Perché questa arrendevolezza? Per la stessa fondamentale ragione che ha spinto il governo a individualizzare la narrazione della pandemia: fedeltà assoluta di tutto l’arco parlamentare, opposizioni incluse, al vincolo esterno europeo, che non può essere “messo in discussione”, cioè innanzitutto parlamentarizzato. Guai a ragionare pubblicamente dei vincoli strutturali all’azione pubblica se si può giocare a scaricarsi vicendevolmente le responsabilità politiche del contagio e dei fallimenti in campo economico scimmiottando un conflitto politico che non sussiste (se non per mere ragioni di potere).
In definitiva, anche sospendendo il giudizio sulla politica sanitaria ed economica del governo è la gestione complessiva dell’epidemia ad essere negativa, almeno secondo un criterio di giudizio democratico, che in fondo è il più importante.
D’altra parte è ormai diffusa nella popolazione l’idea che governare con la paura durante l’emergenza sia cosa buona e giusta, perché è il popolo in primis, diviso come è oggi, a diffidare dei comportamenti, dei pensieri e degli istinti del popolo.
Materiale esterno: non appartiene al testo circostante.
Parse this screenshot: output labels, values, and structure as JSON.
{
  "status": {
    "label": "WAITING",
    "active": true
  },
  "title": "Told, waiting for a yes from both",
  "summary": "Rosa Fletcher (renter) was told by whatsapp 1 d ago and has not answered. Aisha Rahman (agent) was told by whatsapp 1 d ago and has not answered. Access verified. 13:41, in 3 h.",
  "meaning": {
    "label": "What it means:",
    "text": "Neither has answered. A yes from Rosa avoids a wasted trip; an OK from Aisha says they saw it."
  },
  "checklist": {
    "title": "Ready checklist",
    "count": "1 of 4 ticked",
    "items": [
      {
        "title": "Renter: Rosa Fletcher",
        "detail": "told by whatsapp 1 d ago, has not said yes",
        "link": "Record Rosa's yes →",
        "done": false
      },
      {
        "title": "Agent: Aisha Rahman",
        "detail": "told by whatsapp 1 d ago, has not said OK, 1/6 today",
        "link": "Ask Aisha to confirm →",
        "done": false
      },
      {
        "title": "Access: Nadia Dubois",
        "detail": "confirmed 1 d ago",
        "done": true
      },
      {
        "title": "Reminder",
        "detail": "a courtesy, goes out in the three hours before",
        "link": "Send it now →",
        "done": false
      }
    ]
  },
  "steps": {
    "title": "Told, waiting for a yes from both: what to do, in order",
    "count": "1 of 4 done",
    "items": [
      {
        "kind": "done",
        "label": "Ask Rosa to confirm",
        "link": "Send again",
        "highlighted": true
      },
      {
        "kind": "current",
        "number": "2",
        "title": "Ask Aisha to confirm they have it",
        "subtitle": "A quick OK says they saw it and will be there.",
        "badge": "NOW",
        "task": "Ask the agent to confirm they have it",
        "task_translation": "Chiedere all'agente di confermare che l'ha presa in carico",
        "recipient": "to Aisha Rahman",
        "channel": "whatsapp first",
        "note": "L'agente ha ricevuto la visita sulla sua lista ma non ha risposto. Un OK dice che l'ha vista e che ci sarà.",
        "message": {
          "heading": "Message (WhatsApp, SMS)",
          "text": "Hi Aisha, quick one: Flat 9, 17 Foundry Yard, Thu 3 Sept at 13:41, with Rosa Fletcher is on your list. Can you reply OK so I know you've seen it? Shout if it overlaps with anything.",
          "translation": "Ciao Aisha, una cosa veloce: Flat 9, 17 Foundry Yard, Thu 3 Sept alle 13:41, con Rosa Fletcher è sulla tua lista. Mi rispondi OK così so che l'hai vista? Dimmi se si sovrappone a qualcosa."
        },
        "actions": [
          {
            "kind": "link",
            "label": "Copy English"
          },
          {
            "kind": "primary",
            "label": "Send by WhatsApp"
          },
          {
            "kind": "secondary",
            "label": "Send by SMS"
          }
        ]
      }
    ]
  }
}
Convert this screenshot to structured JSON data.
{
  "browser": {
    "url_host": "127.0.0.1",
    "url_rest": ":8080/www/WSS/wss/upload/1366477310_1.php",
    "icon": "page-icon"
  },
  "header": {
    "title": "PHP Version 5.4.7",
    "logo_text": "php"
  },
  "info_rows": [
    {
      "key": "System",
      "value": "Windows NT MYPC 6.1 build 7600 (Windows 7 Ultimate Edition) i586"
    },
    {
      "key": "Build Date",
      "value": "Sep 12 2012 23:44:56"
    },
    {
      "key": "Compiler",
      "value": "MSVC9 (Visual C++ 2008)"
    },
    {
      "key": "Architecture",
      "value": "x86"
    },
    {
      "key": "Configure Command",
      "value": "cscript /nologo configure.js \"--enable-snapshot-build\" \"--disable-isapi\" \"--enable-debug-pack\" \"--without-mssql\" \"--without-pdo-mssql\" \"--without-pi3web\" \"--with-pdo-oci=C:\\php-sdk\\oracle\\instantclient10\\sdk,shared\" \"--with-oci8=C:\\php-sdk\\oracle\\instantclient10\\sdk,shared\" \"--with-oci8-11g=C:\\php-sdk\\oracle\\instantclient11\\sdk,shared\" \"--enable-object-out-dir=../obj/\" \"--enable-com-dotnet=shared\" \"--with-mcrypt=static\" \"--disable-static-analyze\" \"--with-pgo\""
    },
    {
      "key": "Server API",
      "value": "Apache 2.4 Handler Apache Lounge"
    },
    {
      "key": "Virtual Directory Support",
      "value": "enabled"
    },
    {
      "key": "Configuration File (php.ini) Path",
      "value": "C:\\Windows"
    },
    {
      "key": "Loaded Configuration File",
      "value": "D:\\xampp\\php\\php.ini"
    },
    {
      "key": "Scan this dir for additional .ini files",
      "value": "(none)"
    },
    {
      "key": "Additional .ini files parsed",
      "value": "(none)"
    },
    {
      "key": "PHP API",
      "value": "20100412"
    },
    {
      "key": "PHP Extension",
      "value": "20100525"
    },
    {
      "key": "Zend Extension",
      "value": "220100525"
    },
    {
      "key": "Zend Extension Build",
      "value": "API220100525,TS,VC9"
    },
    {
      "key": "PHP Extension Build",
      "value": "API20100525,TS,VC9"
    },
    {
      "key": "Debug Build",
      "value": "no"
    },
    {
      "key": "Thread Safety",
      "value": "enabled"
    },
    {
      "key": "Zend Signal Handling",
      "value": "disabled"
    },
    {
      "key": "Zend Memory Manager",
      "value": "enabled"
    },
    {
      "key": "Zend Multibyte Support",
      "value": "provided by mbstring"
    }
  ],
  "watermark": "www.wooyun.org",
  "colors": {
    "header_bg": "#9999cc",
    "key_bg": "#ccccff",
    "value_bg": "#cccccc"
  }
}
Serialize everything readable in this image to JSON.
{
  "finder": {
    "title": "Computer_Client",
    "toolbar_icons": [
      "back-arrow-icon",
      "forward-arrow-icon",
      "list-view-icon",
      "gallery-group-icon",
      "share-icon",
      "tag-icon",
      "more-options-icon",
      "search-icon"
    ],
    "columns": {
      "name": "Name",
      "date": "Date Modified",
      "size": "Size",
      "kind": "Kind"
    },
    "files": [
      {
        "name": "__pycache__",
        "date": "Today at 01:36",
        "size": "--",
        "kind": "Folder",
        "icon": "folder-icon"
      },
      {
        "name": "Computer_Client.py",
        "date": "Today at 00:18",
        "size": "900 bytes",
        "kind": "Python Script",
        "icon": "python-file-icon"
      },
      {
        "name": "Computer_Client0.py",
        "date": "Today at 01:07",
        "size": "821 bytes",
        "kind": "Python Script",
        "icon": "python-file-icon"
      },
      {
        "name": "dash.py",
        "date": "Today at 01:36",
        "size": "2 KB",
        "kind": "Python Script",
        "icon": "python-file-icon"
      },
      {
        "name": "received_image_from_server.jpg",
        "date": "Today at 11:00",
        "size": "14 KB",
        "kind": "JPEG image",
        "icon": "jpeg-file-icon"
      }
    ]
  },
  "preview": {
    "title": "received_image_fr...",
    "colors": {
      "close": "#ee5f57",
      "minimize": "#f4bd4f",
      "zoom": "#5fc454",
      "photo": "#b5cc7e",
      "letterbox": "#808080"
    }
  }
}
È un problema di mancanza di riconoscimento: il popolo non riconosce più di essere tale e si disarticola in mille rivoli corporativi, pronto a scaricarsi addosso una rabbia istintiva, di per sé giustificata, ma non sapientemente elaborata e quindi direzionata. Un esito ormai noto, essendo l’emergenza sanitaria da Covid solo l’ultima edizione di una narrazione emergenziale che solitamente è di natura economico-finanziaria, quando non climatica.
Prima ancora della salute e del benessere materiale, in ultima analisi, quella in cui ci troviamo invischiati è una questione di democrazia e come tale va posta da chi ritiene di essere avanguardia popolare.
Questo non significa, va da sé, negare l’esistenza materiale del virus e la sua pericolosità per alcune categorie specifiche – oltre che per il sistema sanitario pubblico nel suo complesso – ma interrogarsi su come un’emergenza reale, di molto accentuata dalle precise responsabilità storiche di un’intera classe dirigente, sia utilizzata ancora una volta per negare al popolo la possibilità di costruirsi una matura coscienza di classe e nazionale, e anzi per abituarlo sempre più all’asservimento disciplinato.